Tomo nota de que este viejo es de trato escaso, lo que no le excluye de espiar las conversaciones ajenas. Otra cosa más tenemos en común.
-Por lo que hablaban deduje enseguida que eran enfermeras o algo así, en su jornada de fiesta. Saltaban de tema en tema. Nada interesante, Martín, hasta que tocaron uno que a mí me concierne. Una de ellas exponía que días atrás había atendido a un viejo solitario, traído desde su casa en ambulancia. Quedó ingresado, lo trataron y por la noche estuvo tranquilo. A la mañana siguiente se personó su hijo.
Alejandro hace un alto para dar un sorbo al café. Yo ya he olvidado el mío, suspenso de sus palabras.
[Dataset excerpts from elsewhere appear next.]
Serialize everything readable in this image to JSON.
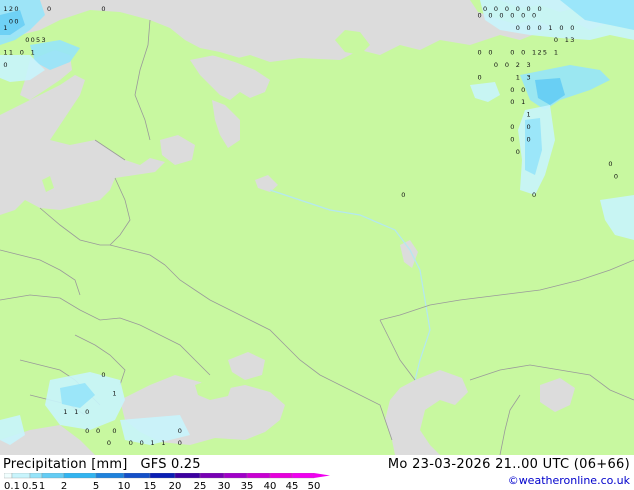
{
  "title": {
    "parameter": "Precipitation [mm]",
    "model": "GFS 0.25"
  },
  "valid_time": "Mo 23-03-2026 21..00 UTC (06+66)",
  "credit": "©weatheronline.co.uk",
  "colors": {
    "land": "#c8f8a0",
    "sea": "#dcdcdc",
    "border": "#a0a0a0",
    "coast": "#909090"
  },
  "legend": {
    "labels": [
      "0.1",
      "0.5",
      "1",
      "2",
      "5",
      "10",
      "15",
      "20",
      "25",
      "30",
      "35",
      "40",
      "45",
      "50"
    ],
    "colors": [
      "#f0fefe",
      "#c8f4fc",
      "#96e4fa",
      "#64ccf4",
      "#32b4f0",
      "#1e82dc",
      "#1450c8",
      "#0a1eb4",
      "#3c00a0",
      "#7800b4",
      "#a000c8",
      "#c800d2",
      "#e600dc",
      "#f000f0"
    ]
  },
  "precip_values": [
    {
      "value": "1",
      "col": 1,
      "row": 1
    },
    {
      "value": "2",
      "col": 2,
      "row": 1
    },
    {
      "value": "0",
      "col": 3,
      "row": 1
    },
    {
      "value": "0",
      "col": 9,
      "row": 1
    },
    {
      "value": "0",
      "col": 19,
      "row": 1
    },
    {
      "value": "0",
      "col": 2,
      "row": 3
    },
    {
      "value": "0",
      "col": 3,
      "row": 3
    },
    {
      "value": "1",
      "col": 1,
      "row": 4
    },
    {
      "value": "0",
      "col": 5,
      "row": 6
    },
    {
      "value": "0",
      "col": 6,
      "row": 6
    },
    {
      "value": "5",
      "col": 7,
      "row": 6
    },
    {
      "value": "3",
      "col": 8,
      "row": 6
    },
    {
      "value": "1",
      "col": 1,
      "row": 8
    },
    {
      "value": "1",
      "col": 2,
      "row": 8
    },
    {
      "value": "0",
      "col": 4,
      "row": 8
    },
    {
      "value": "1",
      "col": 6,
      "row": 8
    },
    {
      "value": "0",
      "col": 1,
      "row": 10
    },
    {
      "value": "0",
      "col": 89,
      "row": 1
    },
    {
      "value": "0",
      "col": 91,
      "row": 1
    },
    {
      "value": "0",
      "col": 93,
      "row": 1
    },
    {
      "value": "0",
      "col": 95,
      "row": 1
    },
    {
      "value": "0",
      "col": 97,
      "row": 1
    },
    {
      "value": "0",
      "col": 99,
      "row": 1
    },
    {
      "value": "0",
      "col": 88,
      "row": 2
    },
    {
      "value": "0",
      "col": 90,
      "row": 2
    },
    {
      "value": "0",
      "col": 92,
      "row": 2
    },
    {
      "value": "0",
      "col": 94,
      "row": 2
    },
    {
      "value": "0",
      "col": 96,
      "row": 2
    },
    {
      "value": "0",
      "col": 98,
      "row": 2
    },
    {
      "value": "0",
      "col": 95,
      "row": 4
    },
    {
      "value": "0",
      "col": 97,
      "row": 4
    },
    {
      "value": "0",
      "col": 99,
      "row": 4
    },
    {
      "value": "1",
      "col": 101,
      "row": 4
    },
    {
      "value": "0",
      "col": 103,
      "row": 4
    },
    {
      "value": "0",
      "col": 105,
      "row": 4
    },
    {
      "value": "0",
      "col": 102,
      "row": 6
    },
    {
      "value": "1",
      "col": 104,
      "row": 6
    },
    {
      "value": "3",
      "col": 105,
      "row": 6
    },
    {
      "value": "0",
      "col": 88,
      "row": 8
    },
    {
      "value": "0",
      "col": 90,
      "row": 8
    },
    {
      "value": "0",
      "col": 94,
      "row": 8
    },
    {
      "value": "0",
      "col": 96,
      "row": 8
    },
    {
      "value": "1",
      "col": 98,
      "row": 8
    },
    {
      "value": "2",
      "col": 99,
      "row": 8
    },
    {
      "value": "5",
      "col": 100,
      "row": 8
    },
    {
      "value": "1",
      "col": 102,
      "row": 8
    },
    {
      "value": "0",
      "col": 91,
      "row": 10
    },
    {
      "value": "0",
      "col": 93,
      "row": 10
    },
    {
      "value": "2",
      "col": 95,
      "row": 10
    },
    {
      "value": "3",
      "col": 97,
      "row": 10
    },
    {
      "value": "0",
      "col": 88,
      "row": 12
    },
    {
      "value": "1",
      "col": 95,
      "row": 12
    },
    {
      "value": "3",
      "col": 97,
      "row": 12
    },
    {
      "value": "0",
      "col": 94,
      "row": 14
    },
    {
      "value": "0",
      "col": 96,
      "row": 14
    },
    {
      "value": "0",
      "col": 94,
      "row": 16
    },
    {
      "value": "1",
      "col": 96,
      "row": 16
    },
    {
      "value": "1",
      "col": 97,
      "row": 18
    },
    {
      "value": "0",
      "col": 94,
      "row": 20
    },
    {
      "value": "0",
      "col": 97,
      "row": 20
    },
    {
      "value": "0",
      "col": 94,
      "row": 22
    },
    {
      "value": "0",
      "col": 97,
      "row": 22
    },
    {
      "value": "0",
      "col": 95,
      "row": 24
    },
    {
      "value": "0",
      "col": 112,
      "row": 26
    },
    {
      "value": "0",
      "col": 113,
      "row": 28
    },
    {
      "value": "0",
      "col": 74,
      "row": 31
    },
    {
      "value": "0",
      "col": 98,
      "row": 31
    },
    {
      "value": "0",
      "col": 19,
      "row": 60
    },
    {
      "value": "1",
      "col": 21,
      "row": 63
    },
    {
      "value": "1",
      "col": 12,
      "row": 66
    },
    {
      "value": "1",
      "col": 14,
      "row": 66
    },
    {
      "value": "0",
      "col": 16,
      "row": 66
    },
    {
      "value": "0",
      "col": 16,
      "row": 69
    },
    {
      "value": "0",
      "col": 18,
      "row": 69
    },
    {
      "value": "0",
      "col": 21,
      "row": 69
    },
    {
      "value": "0",
      "col": 33,
      "row": 69
    },
    {
      "value": "0",
      "col": 20,
      "row": 71
    },
    {
      "value": "0",
      "col": 24,
      "row": 71
    },
    {
      "value": "0",
      "col": 26,
      "row": 71
    },
    {
      "value": "1",
      "col": 28,
      "row": 71
    },
    {
      "value": "1",
      "col": 30,
      "row": 71
    },
    {
      "value": "0",
      "col": 33,
      "row": 71
    }
  ]
}
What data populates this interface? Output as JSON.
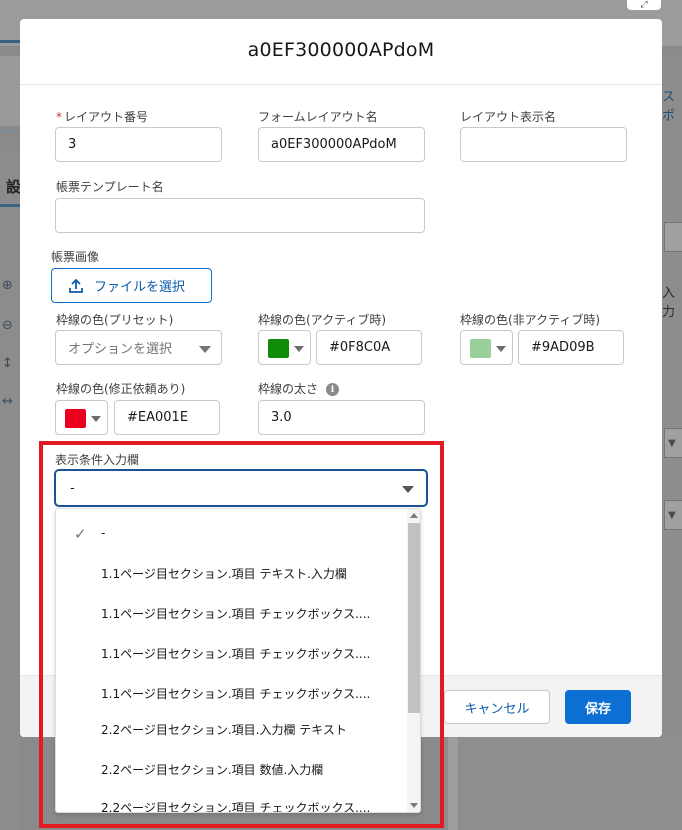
{
  "modal": {
    "title": "a0EF300000APdoM",
    "fields": {
      "layout_number_label": "レイアウト番号",
      "layout_number_required": "*",
      "layout_number_value": "3",
      "form_layout_name_label": "フォームレイアウト名",
      "form_layout_name_value": "a0EF300000APdoM",
      "layout_display_name_label": "レイアウト表示名",
      "layout_display_name_value": "",
      "template_name_label": "帳票テンプレート名",
      "template_name_value": "",
      "form_image_label": "帳票画像",
      "upload_button_label": "ファイルを選択",
      "border_preset_label": "枠線の色(プリセット)",
      "border_preset_placeholder": "オプションを選択",
      "border_active_label": "枠線の色(アクティブ時)",
      "border_active_value": "#0F8C0A",
      "border_active_color": "#0F8C0A",
      "border_inactive_label": "枠線の色(非アクティブ時)",
      "border_inactive_value": "#9AD09B",
      "border_inactive_color": "#9AD09B",
      "border_revision_label": "枠線の色(修正依頼あり)",
      "border_revision_value": "#EA001E",
      "border_revision_color": "#EA001E",
      "border_width_label": "枠線の太さ",
      "border_width_value": "3.0",
      "condition_label": "表示条件入力欄",
      "condition_value": "-"
    },
    "dropdown_options": [
      {
        "label": "-",
        "selected": true
      },
      {
        "label": "1.1ページ目セクション.項目 テキスト.入力欄",
        "selected": false
      },
      {
        "label": "1.1ページ目セクション.項目 チェックボックス....",
        "selected": false
      },
      {
        "label": "1.1ページ目セクション.項目 チェックボックス....",
        "selected": false
      },
      {
        "label": "1.1ページ目セクション.項目 チェックボックス....",
        "selected": false
      },
      {
        "label": "2.2ページ目セクション.項目.入力欄 テキスト",
        "selected": false
      },
      {
        "label": "2.2ページ目セクション.項目 数値.入力欄",
        "selected": false
      },
      {
        "label": "2.2ページ目セクション.項目 チェックボックス....",
        "selected": false
      }
    ],
    "footer": {
      "cancel_label": "キャンセル",
      "save_label": "保存"
    }
  },
  "background": {
    "left_heading_partial": "設",
    "right_link_partial": "スポ",
    "right_text_partial": "入力"
  },
  "colors": {
    "primary": "#0B6FD4",
    "highlight_box": "#E21B23"
  }
}
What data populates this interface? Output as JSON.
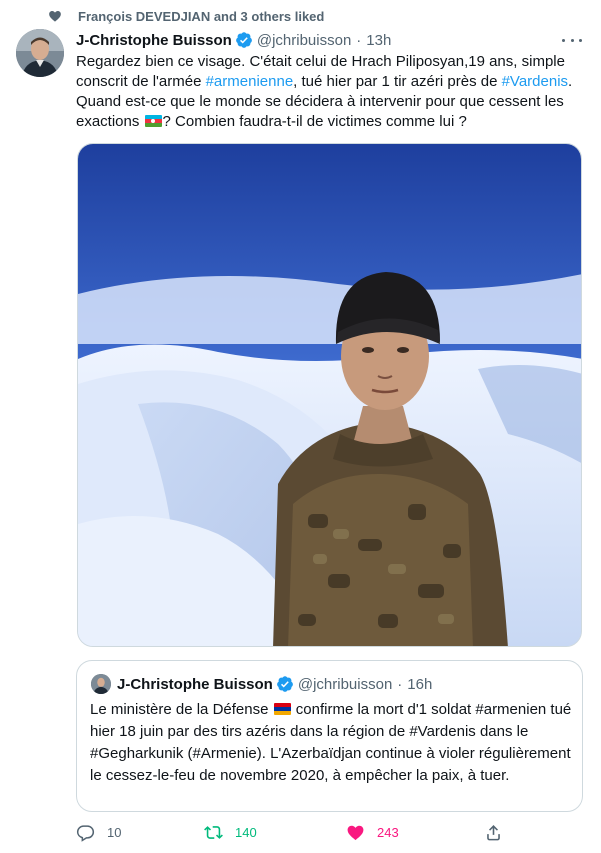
{
  "social_context": {
    "text": "François DEVEDJIAN and 3 others liked"
  },
  "tweet": {
    "author_name": "J-Christophe Buisson",
    "handle": "@jchribuisson",
    "separator": "·",
    "time": "13h",
    "text": {
      "part1": "Regardez bien ce visage. C'était celui de Hrach Piliposyan,19 ans, simple conscrit de l'armée ",
      "hashtag1": "#armenienne",
      "part2": ", tué hier par 1 tir azéri près de ",
      "hashtag2": "#Vardenis",
      "part3": ". Quand est-ce que le monde se décidera à intervenir pour que cessent les exactions ",
      "part4": "? Combien faudra-t-il de victimes comme lui ?"
    }
  },
  "quoted_tweet": {
    "author_name": "J-Christophe Buisson",
    "handle": "@jchribuisson",
    "separator": "·",
    "time": "16h",
    "text": {
      "part1": "Le ministère de la Défense ",
      "part2": " confirme la mort d'1 soldat #armenien tué hier 18 juin par des tirs azéris dans la région de #Vardenis dans le #Gegharkunik (#Armenie). L'Azerbaïdjan continue à violer régulièrement le cessez-le-feu de novembre 2020, à empêcher la paix, à tuer."
    }
  },
  "actions": {
    "replies": "10",
    "retweets": "140",
    "likes": "243"
  },
  "colors": {
    "accent": "#1d9bf0",
    "retweet": "#00ba7c",
    "like": "#f91880",
    "secondary_text": "#536471"
  }
}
-Por una extraña coincidencia le había tocado una habitación para él solo, lo que facilitó su reposo. Pero, lo que es un privilegio en la sanidad pública, había degenerado en un horrible trifulca al preguntar su vástago que quién le había velado el sueño. El hombre se quejó de que habían dejado a su padre sólo, aún estando enganchado a infinidad de catéteres y cables. De sus palabras deduje que el individuo era hombre de cultura y posición, pero no por ello dejó de maldecir y amenazar con querellarse en los juzgados.
Yo entro en situación y aguzo la atención para ver a dónde quiere ir a parar mi amigo.
-Las tres enfermeras festivas coincidieron en que aquél hombre había meado fuera del tiesto. El abuelo estaba bien y, si tanto interés tenía el quejoso, ¿por qué no había venido él a cuidarlo? ¿Por qué no lo tenía consigo? ¿Acaso no era su obligación de buen hijo? Una de las chicas acabó por usar el calificativo que flotaba en el aire: desfachatez. Y ahí es donde entra la reflexión que yo me hago de toda esta historia ajena.
Alejandro se asienta y me mira a los ojos.
-Los viejos somos un estorbo, Martín. Tenemos la tozudez de no morirnos, de persistir en este valle de lágrimas. Y eso, en los tiempos que corren, es de mal gusto.
Yo le diría que no es así, que la medicina avanza, que aumenta la calidad de vida, que el hecho de que se vivan más años es síntoma de progreso. Hasta de evolución social. Alejandro salta impelido como por un resorte. Ahí quería llegar, me dice.
-Hace dos o tres generaciones los viejos vivían menos, pero vivían acompañados. Se morían antes, pero entre la familia. Ahora el estado de bienestar prolonga la vida, sí, pero no basta para procurar atención a los abuelos. ¿Sabes cuál es uno de los temas de conversación entre muchos hermanos de cierta edad? Te lo diré: que a cuánto sale por barba costear una residencia, porque las actuales tarifas no son asumibles ni para los abuelos ni para sus familias.
-También hay ayudas para sufragarlas.
-Pocas.
El viejo se resitúa en su silla para tomar impulso.
-Martín, y hace décadas que la sanidad, que nos da más vida, es más o menos gratuita. También lo es la educación. Si los hijos no tienen tiempo ni por regla general tampoco medios, ¿por qué no hay lugares decentes para todos, de titularidad púbica, donde esperar sin prisas al último día? ¿Tanto gasto supondríamos?
Se me ocurren una cuantas ideas, pero Alejandro se responde a sí mismo.
-El problema, Martín, es que los viejos vamos cuesta abajo, decayendo e infantilizándonos hasta dejar de protestar. Ni tenemos futuro ni somos un potencial de rédito para los que mandan, muchos de los de mi edad no van a votar.
Yo no veo las cosas tan simples, pero Alejandro prosigue.
-Nuestros vástagos sólo piensan en que se acabe pronto el mal trago, sin calcular que también les llegará el momento. Así que, si eres viejo, ¡apáñatelas como puedas!
La tarde se está tornando espesa. Empiezo a contar la edad que tengo y a calcular cuánto margen me queda. Mejor saco otro par de cafés y cambiamos de tema.